How could a mess be glorious? Check out his room. Notice the balls everywhere? Here’s the story: We bought these for my middle daughter’s 1st birthday party. We put the balls in a little plastic pool. And then we put the balls away in their little carrying case (thrown up against his easel). We would take them out from time to time and would have a little mess with them. But when we picked them up and put them back away and stored them behind the chair in our front room, where they were forgotten. Life was good.
But now? I’m telling you, we picked up those balls more times in one week with this kid than the entire year before he was born. On a daily hourly basis, my husband or I would pick up these balls. We would try to stop him from dumping them. Eventually, I gave up. My husband is more persistent than I am, so he continued to pick them up only to see them dumped a few minutes later.
The hubs threatened to throw them out. He threatened time-out. He threatened bodily harm (just kidding). Nothing worked. And so after picking these balls up 6,478,922 times, my husband got smart. He hid them. He stuck them in the way back corner underneath my son’s loft bed (which he’s only plummeted from head first about 4 times, but that’s a different story). My husband was winning.
Until 9:48 that night when we heard one single ball thrown over my son’s gate, bounce, and roll into our room. He had found them. Under his bed. In the dark. Then, ball number 2. 3. 4. I stopped counting. And honestly, what else could we do but laugh? So we let him play with the balls until we fell asleep. The following day was a snow day. The girls were relaxing watching a movie and the boy had way. too. much. energy.
So, we went in his room and I just marveled at how insanely different this little creature was. I watched him throw things, hit things, yell at things, and then dance. So many little changes within the ½ hour that we played in his room. But I got to thinking: how lucky am I?
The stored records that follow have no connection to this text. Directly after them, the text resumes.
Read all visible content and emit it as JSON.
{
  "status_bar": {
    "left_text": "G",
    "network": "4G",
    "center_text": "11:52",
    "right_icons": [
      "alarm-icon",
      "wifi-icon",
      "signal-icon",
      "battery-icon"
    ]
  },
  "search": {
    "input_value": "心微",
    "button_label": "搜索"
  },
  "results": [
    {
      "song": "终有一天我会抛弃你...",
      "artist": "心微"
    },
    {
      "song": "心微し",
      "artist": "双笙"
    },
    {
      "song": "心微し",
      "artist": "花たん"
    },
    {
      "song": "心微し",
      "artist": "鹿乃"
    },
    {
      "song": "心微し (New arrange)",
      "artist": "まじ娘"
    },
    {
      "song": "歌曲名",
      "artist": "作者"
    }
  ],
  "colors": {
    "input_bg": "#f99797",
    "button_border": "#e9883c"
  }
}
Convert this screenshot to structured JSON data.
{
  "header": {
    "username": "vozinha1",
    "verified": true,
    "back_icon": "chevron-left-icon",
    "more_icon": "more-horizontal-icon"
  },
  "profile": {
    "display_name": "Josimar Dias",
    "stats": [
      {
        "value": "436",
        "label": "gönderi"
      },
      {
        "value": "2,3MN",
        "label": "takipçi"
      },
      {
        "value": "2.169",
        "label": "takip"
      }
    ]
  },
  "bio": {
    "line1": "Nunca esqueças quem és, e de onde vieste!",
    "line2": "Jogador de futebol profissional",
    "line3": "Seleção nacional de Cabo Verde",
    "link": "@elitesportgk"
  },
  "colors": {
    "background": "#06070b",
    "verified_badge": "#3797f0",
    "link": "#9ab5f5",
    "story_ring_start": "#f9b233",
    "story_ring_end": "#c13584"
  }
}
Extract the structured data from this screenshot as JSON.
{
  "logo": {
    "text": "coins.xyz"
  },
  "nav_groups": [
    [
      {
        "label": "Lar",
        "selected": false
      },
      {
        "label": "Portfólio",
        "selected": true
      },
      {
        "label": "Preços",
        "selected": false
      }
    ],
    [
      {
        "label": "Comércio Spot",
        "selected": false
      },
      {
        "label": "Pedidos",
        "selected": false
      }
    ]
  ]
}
I get to have the love and anger of this little guy for the rest of my life. There will be moments that I want to pull my hair out. I already have those moments. I don’t know what he’s thinking at times. I can’t read him. I can’t make sense of his emotions. I can’t keep up with his messes. Sometimes I can’t duck in time and get hit with things. But this little guy will likely grow up to be just like his dad. And in that, I am blessed.
Every moment I am tried by his temper, wrathed by his wreckage, frustrated by his ferociousness, or confused by his cataclysm, I am still lucky. Lucky for the moments of compassion, the hugs, the kisses. If he has to go through this torrent of emotions to grow, so be it.
And, some days I mutter so many profane words about him under my breath. Some days I can’t keep up. Some days I need to leave the house. Some days I need to send him with his dad. Some days I don’t know how I will be able to do it. Some days I wonder what I got myself into.
But someday I will miss this. Someday I will be proud of him. Someday I will wish he was my little bugaboo who shoots me in the forehead in one second and then kisses me on it the next. Someday I will be begging for him to play in his room and throw things at my head instead of out in the real world facing real life problems. Someday I will be blessed to have a grown man to look out for his sisters and his mother. Someday I will be lucky enough to have another man in my life who loves with all his heart. Someday I will have a carbon copy of my husband. Someday he will make a woman lucky to have this glorious mess in her life (I also know I will be jealous because he will always be my little man).
Raising a boy who makes me frustrated, but also makes me fall in love with him with every smile, every laugh, and every kiss is glorious and messy, is worth every minute.